Ondanks de recente stijging is de werkloosheid in Nederland met 6,2 procent
van de beroepsbevolking (volgens de Europese definitie, red.), nog altijd
relatief gering.

In de eurozone zijn er maar drie landen (Oostenrijk, Duitsland en Luxemburg) met lagere werkloosheid.

Het gemiddelde percentage in de eurozone is 12 procent. In Ierland bedraagt de
werkloosheid ruim 14 procent. In Portugal ruim 17 procent. En in Spanje en
Griekenland is meer dan 26 procent van de beroepsbevolking werkloos.

In de Europese Unie geldt vrij verkeer van personen, dus het lijkt een logisch
dat als gevolg van deze werkloosheidsverschillen grote stromen
arbeidsmigranten van Zuid-Europa naar Noord-Europa op gang komen.

Weinig arbeidsmigratie

Maar volgens de eurocommissaris voor Werkgelegenheid en Sociale Zaken, de
Hongaar László Andor, is er binnen Europa maar weinig arbeidsmigratie.

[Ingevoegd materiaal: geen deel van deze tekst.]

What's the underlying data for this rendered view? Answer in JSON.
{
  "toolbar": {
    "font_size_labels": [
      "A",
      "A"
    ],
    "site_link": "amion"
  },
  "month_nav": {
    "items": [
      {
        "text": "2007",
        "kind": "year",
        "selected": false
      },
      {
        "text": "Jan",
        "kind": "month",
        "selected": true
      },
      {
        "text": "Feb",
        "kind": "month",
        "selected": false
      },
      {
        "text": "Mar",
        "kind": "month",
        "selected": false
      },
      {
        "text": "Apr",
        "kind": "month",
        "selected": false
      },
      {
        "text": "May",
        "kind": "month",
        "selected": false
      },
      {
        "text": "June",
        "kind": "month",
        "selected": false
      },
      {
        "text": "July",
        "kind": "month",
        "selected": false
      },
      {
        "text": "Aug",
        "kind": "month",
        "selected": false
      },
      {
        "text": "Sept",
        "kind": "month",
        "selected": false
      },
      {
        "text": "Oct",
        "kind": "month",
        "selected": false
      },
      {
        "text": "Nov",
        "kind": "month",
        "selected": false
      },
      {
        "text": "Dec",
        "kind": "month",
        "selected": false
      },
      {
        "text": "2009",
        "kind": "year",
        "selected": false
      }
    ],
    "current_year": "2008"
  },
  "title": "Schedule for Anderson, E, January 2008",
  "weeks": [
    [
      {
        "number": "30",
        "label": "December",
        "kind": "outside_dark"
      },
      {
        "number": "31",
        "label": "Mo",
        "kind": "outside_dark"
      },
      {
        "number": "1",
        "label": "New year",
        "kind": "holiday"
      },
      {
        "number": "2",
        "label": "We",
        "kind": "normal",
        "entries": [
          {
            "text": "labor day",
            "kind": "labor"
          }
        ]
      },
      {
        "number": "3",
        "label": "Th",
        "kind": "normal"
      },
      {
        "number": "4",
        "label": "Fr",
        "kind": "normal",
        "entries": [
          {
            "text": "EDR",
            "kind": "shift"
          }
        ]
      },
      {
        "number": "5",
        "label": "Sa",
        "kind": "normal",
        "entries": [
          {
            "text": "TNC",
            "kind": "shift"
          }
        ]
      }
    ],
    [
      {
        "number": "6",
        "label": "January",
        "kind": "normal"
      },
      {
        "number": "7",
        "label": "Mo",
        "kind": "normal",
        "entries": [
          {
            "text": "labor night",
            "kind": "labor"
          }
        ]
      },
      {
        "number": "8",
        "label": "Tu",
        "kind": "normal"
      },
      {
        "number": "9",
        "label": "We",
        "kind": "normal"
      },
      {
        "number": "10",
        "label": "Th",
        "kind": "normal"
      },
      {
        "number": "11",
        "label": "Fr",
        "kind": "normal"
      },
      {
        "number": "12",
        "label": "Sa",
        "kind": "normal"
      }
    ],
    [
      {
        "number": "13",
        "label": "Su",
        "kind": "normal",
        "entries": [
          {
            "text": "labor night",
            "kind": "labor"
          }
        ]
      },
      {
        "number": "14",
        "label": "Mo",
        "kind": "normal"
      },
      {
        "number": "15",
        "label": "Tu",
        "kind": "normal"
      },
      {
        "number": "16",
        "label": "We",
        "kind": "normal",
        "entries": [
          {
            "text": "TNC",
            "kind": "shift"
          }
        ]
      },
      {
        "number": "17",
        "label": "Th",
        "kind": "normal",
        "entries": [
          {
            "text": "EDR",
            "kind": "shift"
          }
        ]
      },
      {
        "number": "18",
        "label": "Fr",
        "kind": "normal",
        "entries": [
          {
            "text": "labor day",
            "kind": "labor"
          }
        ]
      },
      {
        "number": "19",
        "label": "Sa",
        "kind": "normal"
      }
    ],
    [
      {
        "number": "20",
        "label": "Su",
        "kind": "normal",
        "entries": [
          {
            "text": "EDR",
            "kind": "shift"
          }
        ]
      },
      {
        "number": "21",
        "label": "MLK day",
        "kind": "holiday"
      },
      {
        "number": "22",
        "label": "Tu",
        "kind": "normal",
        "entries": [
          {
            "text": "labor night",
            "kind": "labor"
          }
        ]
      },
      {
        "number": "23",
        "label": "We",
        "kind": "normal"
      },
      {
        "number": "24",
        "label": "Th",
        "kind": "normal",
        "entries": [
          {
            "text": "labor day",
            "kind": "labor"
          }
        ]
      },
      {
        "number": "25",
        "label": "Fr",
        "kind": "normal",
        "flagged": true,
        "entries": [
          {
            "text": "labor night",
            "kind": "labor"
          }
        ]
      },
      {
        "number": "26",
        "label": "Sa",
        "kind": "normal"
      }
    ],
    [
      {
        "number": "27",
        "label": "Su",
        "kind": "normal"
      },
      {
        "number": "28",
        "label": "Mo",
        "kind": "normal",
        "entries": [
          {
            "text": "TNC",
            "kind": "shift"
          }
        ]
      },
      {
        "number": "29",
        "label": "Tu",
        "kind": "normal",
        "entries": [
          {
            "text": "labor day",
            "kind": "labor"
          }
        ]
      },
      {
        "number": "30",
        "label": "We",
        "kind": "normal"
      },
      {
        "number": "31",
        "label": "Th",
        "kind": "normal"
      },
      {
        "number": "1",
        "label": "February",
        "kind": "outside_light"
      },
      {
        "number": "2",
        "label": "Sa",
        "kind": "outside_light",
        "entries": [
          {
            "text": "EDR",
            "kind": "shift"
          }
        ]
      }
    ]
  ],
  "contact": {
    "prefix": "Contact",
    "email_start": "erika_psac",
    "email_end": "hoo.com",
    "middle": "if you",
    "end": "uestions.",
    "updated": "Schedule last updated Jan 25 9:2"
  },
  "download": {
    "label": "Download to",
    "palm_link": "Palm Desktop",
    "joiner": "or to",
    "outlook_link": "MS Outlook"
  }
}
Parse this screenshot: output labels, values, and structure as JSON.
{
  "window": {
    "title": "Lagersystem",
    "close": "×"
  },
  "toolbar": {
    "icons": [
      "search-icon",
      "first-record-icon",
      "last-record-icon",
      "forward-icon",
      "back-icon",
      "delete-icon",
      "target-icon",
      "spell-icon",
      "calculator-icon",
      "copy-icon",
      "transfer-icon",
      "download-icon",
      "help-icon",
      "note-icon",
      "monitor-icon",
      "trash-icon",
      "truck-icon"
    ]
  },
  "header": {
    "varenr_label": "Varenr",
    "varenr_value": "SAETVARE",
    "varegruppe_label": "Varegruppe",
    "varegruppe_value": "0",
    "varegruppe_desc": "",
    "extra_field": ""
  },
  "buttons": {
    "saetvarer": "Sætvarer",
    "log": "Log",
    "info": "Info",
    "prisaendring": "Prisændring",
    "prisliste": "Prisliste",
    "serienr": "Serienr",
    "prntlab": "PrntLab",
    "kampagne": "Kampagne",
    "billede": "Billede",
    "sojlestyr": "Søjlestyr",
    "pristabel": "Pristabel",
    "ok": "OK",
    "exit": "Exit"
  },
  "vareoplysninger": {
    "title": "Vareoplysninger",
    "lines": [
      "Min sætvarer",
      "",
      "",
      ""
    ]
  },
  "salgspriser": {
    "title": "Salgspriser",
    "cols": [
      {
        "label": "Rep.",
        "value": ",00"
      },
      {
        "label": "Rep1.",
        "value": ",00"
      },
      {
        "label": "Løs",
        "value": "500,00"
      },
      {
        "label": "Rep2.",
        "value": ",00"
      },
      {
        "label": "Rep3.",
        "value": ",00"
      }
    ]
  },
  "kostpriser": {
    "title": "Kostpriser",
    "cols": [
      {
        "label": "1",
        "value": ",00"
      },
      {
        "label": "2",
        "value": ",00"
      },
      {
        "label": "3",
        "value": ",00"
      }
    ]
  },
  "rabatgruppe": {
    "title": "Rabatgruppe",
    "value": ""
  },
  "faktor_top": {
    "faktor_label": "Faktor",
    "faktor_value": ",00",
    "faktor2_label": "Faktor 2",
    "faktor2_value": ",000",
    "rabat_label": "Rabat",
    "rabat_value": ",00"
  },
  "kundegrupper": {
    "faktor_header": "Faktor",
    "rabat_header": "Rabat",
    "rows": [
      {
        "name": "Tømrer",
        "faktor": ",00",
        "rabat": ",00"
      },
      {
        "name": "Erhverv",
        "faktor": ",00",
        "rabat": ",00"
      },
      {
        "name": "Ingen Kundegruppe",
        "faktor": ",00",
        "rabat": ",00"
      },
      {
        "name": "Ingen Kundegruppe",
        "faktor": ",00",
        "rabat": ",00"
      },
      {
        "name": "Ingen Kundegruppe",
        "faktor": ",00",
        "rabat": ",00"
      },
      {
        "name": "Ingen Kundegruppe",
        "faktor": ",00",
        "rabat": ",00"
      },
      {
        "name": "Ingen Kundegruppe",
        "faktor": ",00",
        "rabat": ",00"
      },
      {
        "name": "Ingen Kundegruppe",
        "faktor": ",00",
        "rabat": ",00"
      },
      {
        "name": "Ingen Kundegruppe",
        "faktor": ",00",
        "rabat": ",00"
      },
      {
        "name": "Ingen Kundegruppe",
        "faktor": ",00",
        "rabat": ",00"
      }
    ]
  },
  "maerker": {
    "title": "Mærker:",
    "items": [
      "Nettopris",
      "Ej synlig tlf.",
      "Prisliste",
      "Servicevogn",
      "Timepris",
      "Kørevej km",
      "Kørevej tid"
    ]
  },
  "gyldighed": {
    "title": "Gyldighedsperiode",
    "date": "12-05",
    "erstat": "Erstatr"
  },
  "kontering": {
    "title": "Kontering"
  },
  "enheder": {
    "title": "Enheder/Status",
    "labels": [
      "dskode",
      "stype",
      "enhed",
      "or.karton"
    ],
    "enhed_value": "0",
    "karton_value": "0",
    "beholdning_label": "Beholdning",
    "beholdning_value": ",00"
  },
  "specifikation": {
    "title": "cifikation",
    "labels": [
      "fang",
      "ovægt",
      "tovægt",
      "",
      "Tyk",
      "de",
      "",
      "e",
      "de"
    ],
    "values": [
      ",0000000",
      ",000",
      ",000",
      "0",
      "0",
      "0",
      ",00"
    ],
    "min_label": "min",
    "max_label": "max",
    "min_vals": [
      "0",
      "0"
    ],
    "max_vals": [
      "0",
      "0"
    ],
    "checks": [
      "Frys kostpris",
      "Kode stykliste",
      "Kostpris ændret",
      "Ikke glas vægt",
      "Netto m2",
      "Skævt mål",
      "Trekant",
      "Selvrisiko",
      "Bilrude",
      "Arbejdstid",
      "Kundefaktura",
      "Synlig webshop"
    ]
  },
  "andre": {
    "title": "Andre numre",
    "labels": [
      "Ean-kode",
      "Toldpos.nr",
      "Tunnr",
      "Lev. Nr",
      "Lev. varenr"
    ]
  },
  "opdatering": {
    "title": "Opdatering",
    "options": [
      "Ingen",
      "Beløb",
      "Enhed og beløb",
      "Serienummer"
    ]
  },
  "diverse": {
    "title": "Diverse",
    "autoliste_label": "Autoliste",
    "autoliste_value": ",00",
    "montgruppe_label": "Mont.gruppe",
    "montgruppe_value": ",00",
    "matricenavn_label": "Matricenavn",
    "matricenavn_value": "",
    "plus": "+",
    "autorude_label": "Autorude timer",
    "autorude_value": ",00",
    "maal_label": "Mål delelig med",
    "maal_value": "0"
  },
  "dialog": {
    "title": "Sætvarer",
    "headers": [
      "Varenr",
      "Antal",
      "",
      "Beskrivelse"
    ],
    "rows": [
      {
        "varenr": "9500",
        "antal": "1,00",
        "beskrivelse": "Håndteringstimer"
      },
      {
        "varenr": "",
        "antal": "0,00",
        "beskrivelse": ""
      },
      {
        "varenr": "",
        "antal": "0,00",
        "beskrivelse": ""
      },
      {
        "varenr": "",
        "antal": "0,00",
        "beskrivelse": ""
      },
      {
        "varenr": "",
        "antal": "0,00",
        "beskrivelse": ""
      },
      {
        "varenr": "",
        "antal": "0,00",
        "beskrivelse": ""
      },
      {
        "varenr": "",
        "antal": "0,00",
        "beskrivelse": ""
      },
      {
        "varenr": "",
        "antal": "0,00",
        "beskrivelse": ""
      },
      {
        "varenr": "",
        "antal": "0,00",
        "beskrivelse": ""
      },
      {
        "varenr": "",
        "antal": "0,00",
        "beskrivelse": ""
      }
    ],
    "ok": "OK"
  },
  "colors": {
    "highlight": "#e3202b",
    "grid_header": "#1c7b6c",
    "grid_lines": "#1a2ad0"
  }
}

In een interview met de Wall Street Journal vorige week, stelde hij dat slechts drie procent van
de EU-burgers in een ander land leeft dan waar hij of zij geboren is. In de
Verenigde Staten leeft dertig procent van de bevolking niet in de staat van
geboorte.

De geringe arbeidsmobiliteit in Europa is een van de redenen dat de muntunie
slecht functioneert. Als arbeid daar heen zou trekken waar de vacatures
zijn, zoals in de Verenigde Staten gebeurt, zou de conjunctuur in de
eurolanden meer op elkaar lijken en zou het monetaire beleid van de Europese
Centrale bank de eurolanden beter passen.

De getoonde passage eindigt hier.